Rachel Donald of Ireland, an environmental journalist par excellence, was recruited to Mongabay in 2023 to take over its nearly decade-old podcast called The Mongabay Newscast. With good reason. She is the heart and soul behind the popular Planet: Critical, which covers the climate crisis by podcast and newsletter with subscribers in 160 countries.
Rachel had been reporting on Drax, the United Kingdom’s largest consumer of forest biomass for energy and a leading wood-pellet producer. She wanted to do a podcast on the issue, with Drax at the center. My colleague Mike DiGirolamo, with whom I’ve recorded from COP26 in Glasgow in 2021 and who works on the podcast, recommended she set up an interview with me. After all, I had just reported on what appears to be Drax’s intention to open the first wood-pellet mills in California.

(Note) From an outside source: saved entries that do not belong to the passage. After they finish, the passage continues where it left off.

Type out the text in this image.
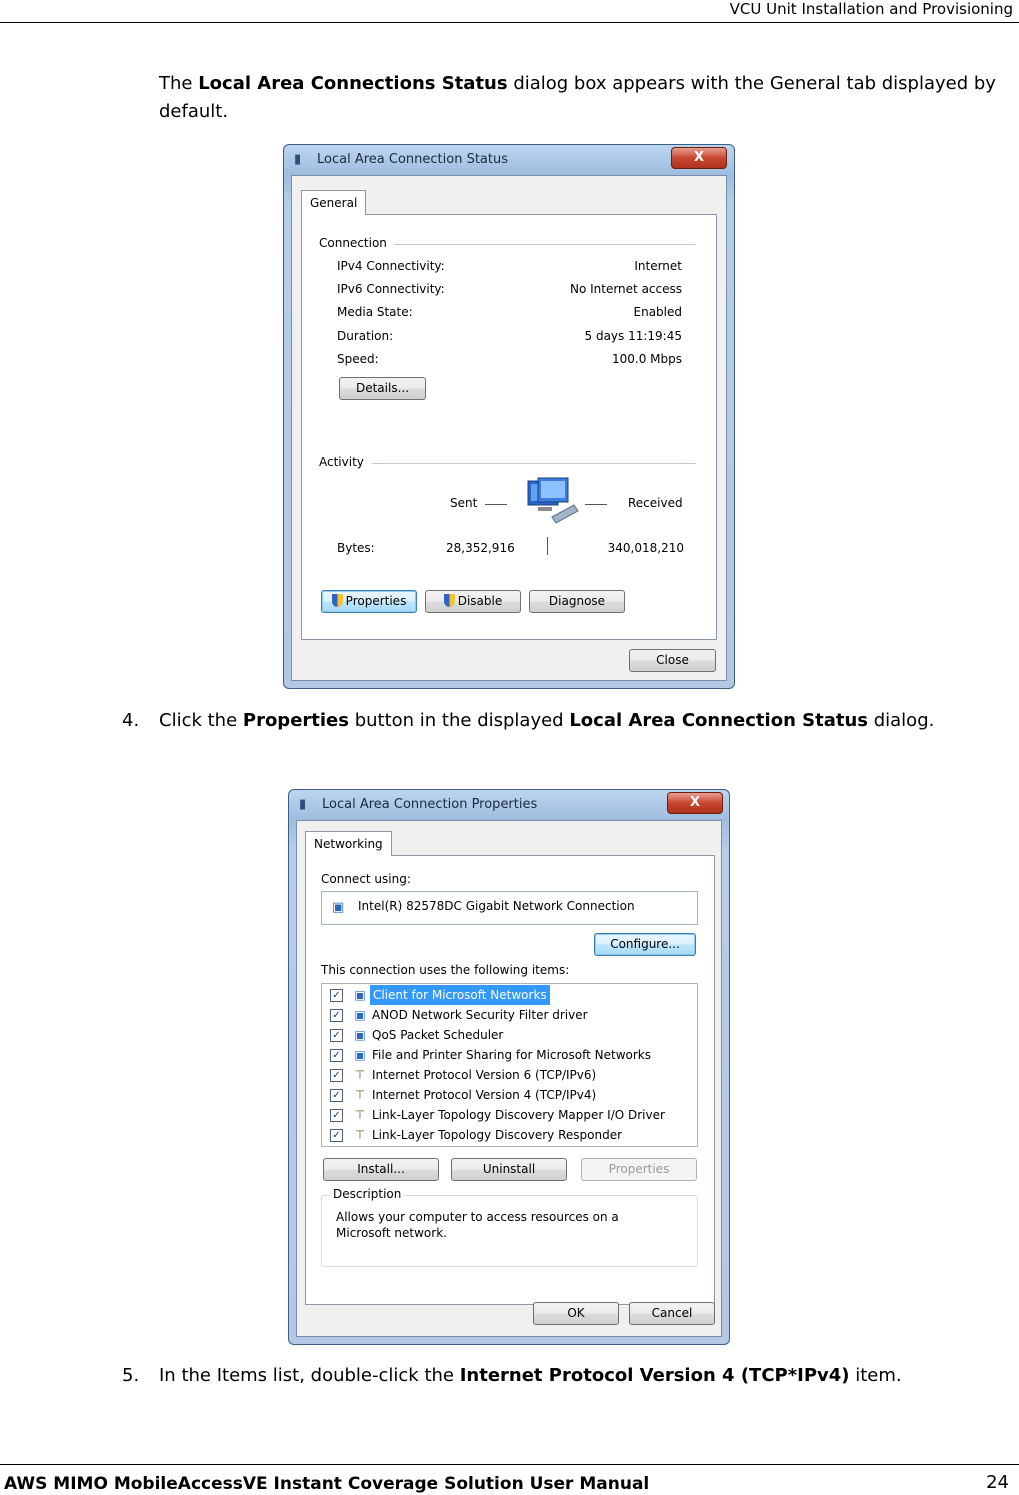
VCU Unit Installation and Provisioning
The Local Area Connections Status dialog box appears with the General tab displayed by default.
▮	Local Area Connection Status	X
General
Connection
IPv4 Connectivity:	Internet
IPv6 Connectivity:	No Internet access
Media State:	Enabled
Duration:	5 days 11:19:45
Speed:	100.0 Mbps
Details...
Activity
Sent	Received
Bytes:	28,352,916	340,018,210
Properties	Disable	Diagnose
Close
4. Click the Properties button in the displayed Local Area Connection Status dialog.
▮	Local Area Connection Properties	X
Networking
Connect using:
▣ Intel(R) 82578DC Gigabit Network Connection
Configure...
This connection uses the following items:
✓ ▣ Client for Microsoft Networks
✓ ▣ ANOD Network Security Filter driver
✓ ▣ QoS Packet Scheduler
✓ ▣ File and Printer Sharing for Microsoft Networks
✓ ⊤ Internet Protocol Version 6 (TCP/IPv6)
✓ ⊤ Internet Protocol Version 4 (TCP/IPv4)
✓ ⊤ Link-Layer Topology Discovery Mapper I/O Driver
✓ ⊤ Link-Layer Topology Discovery Responder
Install...	Uninstall	Properties
Description
Allows your computer to access resources on a Microsoft network.
OK	Cancel
5. In the Items list, double-click the Internet Protocol Version 4 (TCP*IPv4) item.
AWS MIMO MobileAccessVE Instant Coverage Solution User Manual	24
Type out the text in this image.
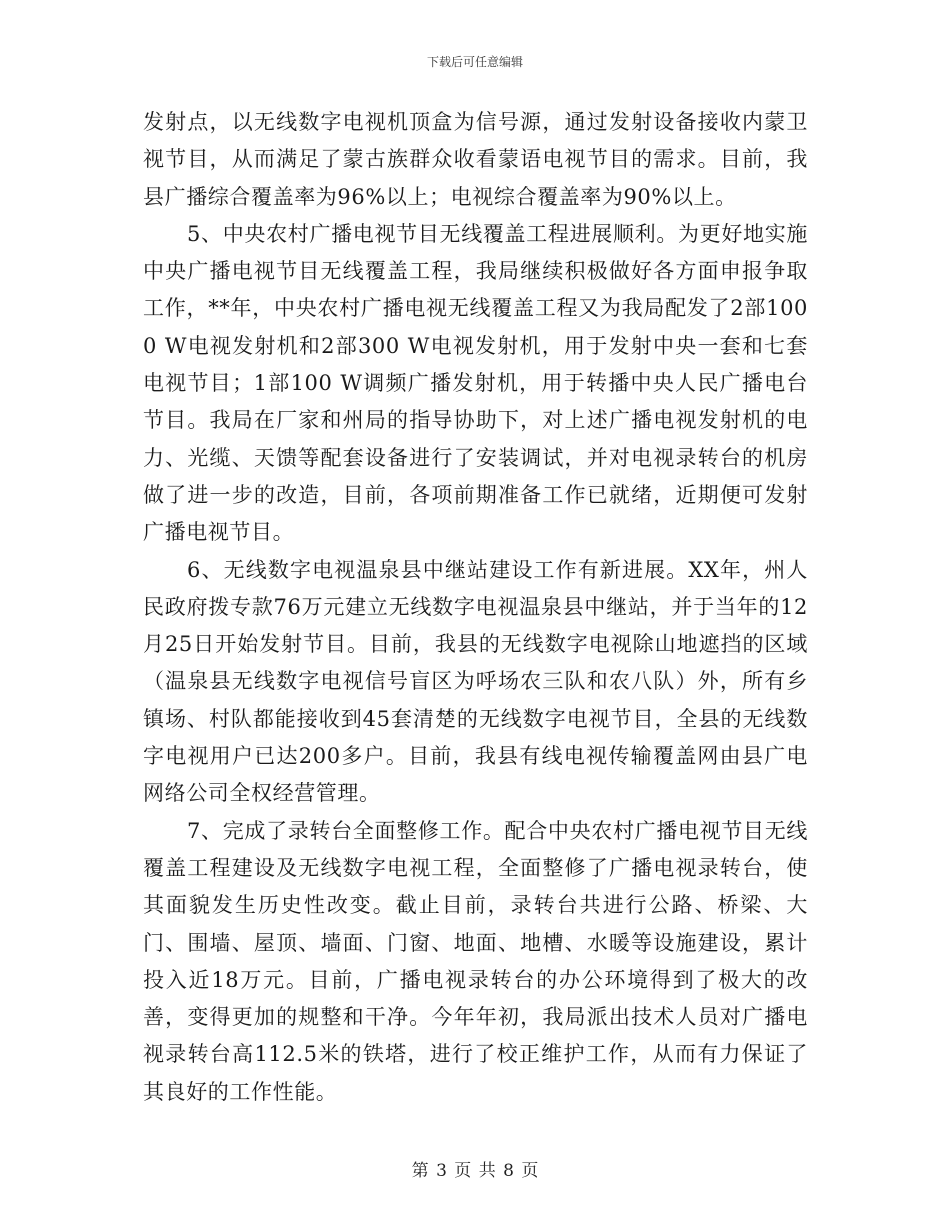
下载后可任意编辑

发射点，以无线数字电视机顶盒为信号源，通过发射设备接收内蒙卫视节目，从而满足了蒙古族群众收看蒙语电视节目的需求。目前，我县广播综合覆盖率为96%以上；电视综合覆盖率为90%以上。

5、中央农村广播电视节目无线覆盖工程进展顺利。为更好地实施中央广播电视节目无线覆盖工程，我局继续积极做好各方面申报争取工作，**年，中央农村广播电视无线覆盖工程又为我局配发了2部1000 W电视发射机和2部300 W电视发射机，用于发射中央一套和七套电视节目；1部100 W调频广播发射机，用于转播中央人民广播电台节目。我局在厂家和州局的指导协助下，对上述广播电视发射机的电力、光缆、天馈等配套设备进行了安装调试，并对电视录转台的机房做了进一步的改造，目前，各项前期准备工作已就绪，近期便可发射广播电视节目。

6、无线数字电视温泉县中继站建设工作有新进展。XX年，州人民政府拨专款76万元建立无线数字电视温泉县中继站，并于当年的12月25日开始发射节目。目前，我县的无线数字电视除山地遮挡的区域（温泉县无线数字电视信号盲区为呼场农三队和农八队）外，所有乡镇场、村队都能接收到45套清楚的无线数字电视节目，全县的无线数字电视用户已达200多户。目前，我县有线电视传输覆盖网由县广电网络公司全权经营管理。

7、完成了录转台全面整修工作。配合中央农村广播电视节目无线覆盖工程建设及无线数字电视工程，全面整修了广播电视录转台，使其面貌发生历史性改变。截止目前，录转台共进行公路、桥梁、大门、围墙、屋顶、墙面、门窗、地面、地槽、水暖等设施建设，累计投入近18万元。目前，广播电视录转台的办公环境得到了极大的改善，变得更加的规整和干净。今年年初，我局派出技术人员对广播电视录转台高112.5米的铁塔，进行了校正维护工作，从而有力保证了其良好的工作性能。

第 3 页 共 8 页
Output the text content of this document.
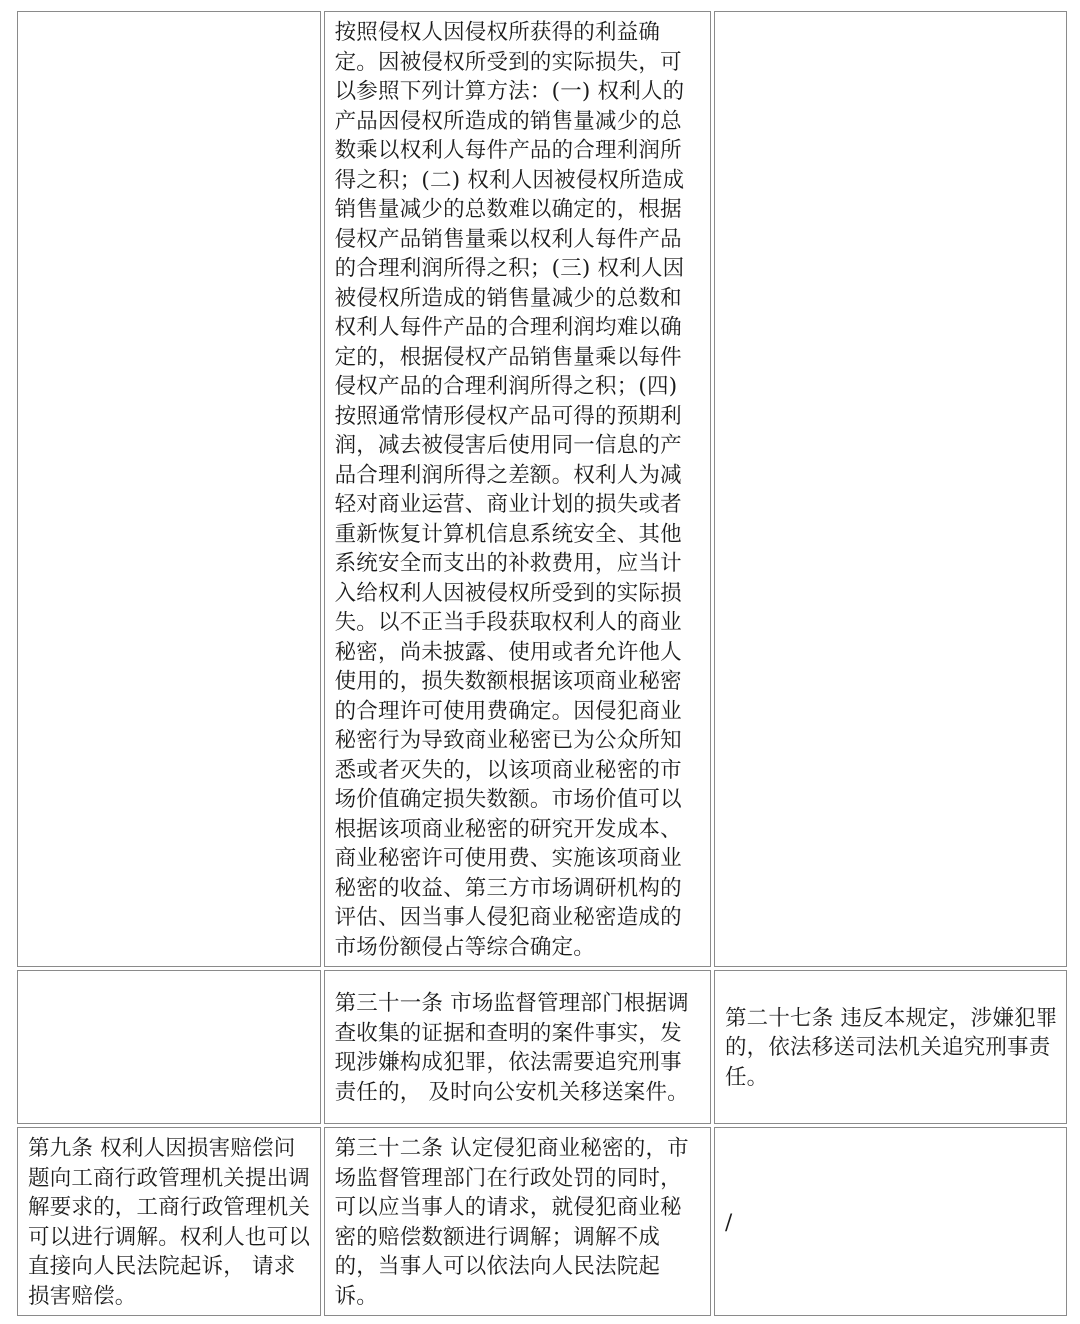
	按照侵权人因侵权所获得的利益确定。因被侵权所受到的实际损失，可以参照下列计算方法：(一) 权利人的产品因侵权所造成的销售量减少的总数乘以权利人每件产品的合理利润所得之积；(二) 权利人因被侵权所造成销售量减少的总数难以确定的，根据侵权产品销售量乘以权利人每件产品的合理利润所得之积；(三) 权利人因被侵权所造成的销售量减少的总数和权利人每件产品的合理利润均难以确定的，根据侵权产品销售量乘以每件侵权产品的合理利润所得之积；(四) 按照通常情形侵权产品可得的预期利润，减去被侵害后使用同一信息的产品合理利润所得之差额。权利人为减轻对商业运营、商业计划的损失或者重新恢复计算机信息系统安全、其他系统安全而支出的补救费用，应当计入给权利人因被侵权所受到的实际损失。以不正当手段获取权利人的商业秘密，尚未披露、使用或者允许他人使用的，损失数额根据该项商业秘密的合理许可使用费确定。因侵犯商业秘密行为导致商业秘密已为公众所知悉或者灭失的，以该项商业秘密的市场价值确定损失数额。市场价值可以根据该项商业秘密的研究开发成本、商业秘密许可使用费、实施该项商业秘密的收益、第三方市场调研机构的评估、因当事人侵犯商业秘密造成的市场份额侵占等综合确定。	
	第三十一条 市场监督管理部门根据调查收集的证据和查明的案件事实，发现涉嫌构成犯罪，依法需要追究刑事责任的， 及时向公安机关移送案件。	第二十七条 违反本规定，涉嫌犯罪的，依法移送司法机关追究刑事责任。
第九条 权利人因损害赔偿问题向工商行政管理机关提出调解要求的，工商行政管理机关可以进行调解。权利人也可以直接向人民法院起诉， 请求损害赔偿。	第三十二条 认定侵犯商业秘密的，市场监督管理部门在行政处罚的同时，可以应当事人的请求，就侵犯商业秘密的赔偿数额进行调解；调解不成的，当事人可以依法向人民法院起诉。	/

Here’s the podcast link. I record a lot of these on both sides of the mic. Rachel was easily the best host I’ve been interviewed by. She combines a deep knowledge of the subject matter with a sharp ear for listening, a real plan for the arc of the conversation and a voice that exudes a genuine passion for the subject matter.
As Mike, who edited and produced the podcast from his home in Australia, says at the outset, if you are new to the issues of forest biomass for energy, my discussion with Rachel Donald is a good place to start.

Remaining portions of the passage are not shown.